Con este resultado, se desestima los pronósticos de una recesión económica aunado a la incertidumbre comercial por la política arancelaria de Estados Unidos, sin embargo, los indicadores siguen mostrando debilidad.
Cabe recordar que este ligero avance de la economía está dentro del rango estimado por la Secretaría de Hacienda y Crédito Público (SHCP) de entre 0.5% y 1.5% de la economía para el año.
Los datos del Inegi también exhiben que el PIB avanzó 0.9% en el cuatro trimestre de 2025, impulsado por las actividades secundarias (industrias) y terciarias (servicios), en tanto que las primarias (agropecuarias) retrocedieron 1.4%.
A tasa anual, las actividades primarias aumentaron 7.8%; las terciarias, 2.1% y las secundarias, 0.3 % en términos reales, en el cuarto trimestre de 2025.
El peor crecimiento positivo
El gigante de gestión de activos Franklin Templeton, advirtió que, aunque fue un año “positivo”, el PIB de México en 2025 creció apenas 0.6%, el menor crecimiento positivo desde 1994 o el séptimo peor desde la misma fecha.
“Si bien se evitó la recesión temida, el crecimiento luce bastante pobre para la economía mexicana”, precisó.
Explicó que el sector terciario (servicios) fue el pilar que evitó la recesión, apoyado en un consumo privado que empezó a recuperarse en el segundo semestre y que va en línea con la confianza del consumidor que ha sido récord durante los últimos 3 años, siendo el 2025 el segundo año con mejor promedio, tan solo por debajo del 2024.
Mientras que, el sector secundario (industrial) palideció bastante, disminuyendo 0.4%, y concretando el séptimo peor año también.

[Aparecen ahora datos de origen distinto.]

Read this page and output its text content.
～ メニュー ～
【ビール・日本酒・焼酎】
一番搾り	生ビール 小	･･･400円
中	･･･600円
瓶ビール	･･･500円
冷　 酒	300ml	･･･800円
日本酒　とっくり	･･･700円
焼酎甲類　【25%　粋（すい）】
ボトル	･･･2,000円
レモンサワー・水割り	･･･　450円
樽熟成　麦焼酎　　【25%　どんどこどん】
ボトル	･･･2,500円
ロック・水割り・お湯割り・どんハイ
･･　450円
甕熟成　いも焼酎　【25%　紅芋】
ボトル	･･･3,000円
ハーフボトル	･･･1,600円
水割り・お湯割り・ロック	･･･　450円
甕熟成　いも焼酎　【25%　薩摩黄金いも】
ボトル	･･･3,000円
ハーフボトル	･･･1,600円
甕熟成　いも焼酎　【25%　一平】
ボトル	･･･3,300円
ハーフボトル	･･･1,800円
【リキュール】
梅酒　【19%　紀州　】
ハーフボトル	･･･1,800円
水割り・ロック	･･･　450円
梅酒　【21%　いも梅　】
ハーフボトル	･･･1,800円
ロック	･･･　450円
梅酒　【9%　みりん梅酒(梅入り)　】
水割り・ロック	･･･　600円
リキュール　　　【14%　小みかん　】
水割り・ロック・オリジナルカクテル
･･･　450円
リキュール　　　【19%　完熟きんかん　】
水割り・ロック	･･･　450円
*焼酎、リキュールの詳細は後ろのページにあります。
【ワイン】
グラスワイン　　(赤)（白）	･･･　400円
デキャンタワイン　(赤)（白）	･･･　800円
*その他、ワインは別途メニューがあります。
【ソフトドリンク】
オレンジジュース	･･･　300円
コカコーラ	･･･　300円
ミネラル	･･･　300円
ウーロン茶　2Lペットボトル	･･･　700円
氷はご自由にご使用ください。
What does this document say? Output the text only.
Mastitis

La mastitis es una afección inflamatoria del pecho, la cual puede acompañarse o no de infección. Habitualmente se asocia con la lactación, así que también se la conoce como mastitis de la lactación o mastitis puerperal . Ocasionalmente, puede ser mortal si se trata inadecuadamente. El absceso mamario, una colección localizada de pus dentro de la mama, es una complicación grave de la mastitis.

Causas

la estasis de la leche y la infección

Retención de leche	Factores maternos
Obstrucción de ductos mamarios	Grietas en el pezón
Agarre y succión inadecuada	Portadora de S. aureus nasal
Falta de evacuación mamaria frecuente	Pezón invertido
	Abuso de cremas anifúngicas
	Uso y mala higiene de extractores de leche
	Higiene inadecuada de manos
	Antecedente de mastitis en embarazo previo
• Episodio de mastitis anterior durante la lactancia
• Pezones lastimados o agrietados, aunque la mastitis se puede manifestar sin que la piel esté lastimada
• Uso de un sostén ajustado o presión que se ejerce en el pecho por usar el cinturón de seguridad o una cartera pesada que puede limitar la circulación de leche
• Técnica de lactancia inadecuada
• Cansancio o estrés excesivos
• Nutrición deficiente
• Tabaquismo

Esto, derivado de la incertidumbre provocada por las políticas arancelarias de Estados Unidos, la concentración de poder del ejecutivo y la falta de certidumbre jurídica.
Lo anterior, agregó, provocó que la confianza empresarial registrara su segundo peor año en 2025, sólo seguido por el 2020 y el cuarto peor año para el promedio de la inversión fija, sólo por debajo de la crisis de 1994-1995 (Tequila), la pandemia (2020) y la Gran Crisis Financiera (2008-2009).
Puntualizo que con estos resultados el mensaje final es claro: no solo se necesita confianza del consumidor, sino reconstruir la confianza entre sector privado y público para impulsar la inversión fija y equilibrar los pilares de la economía.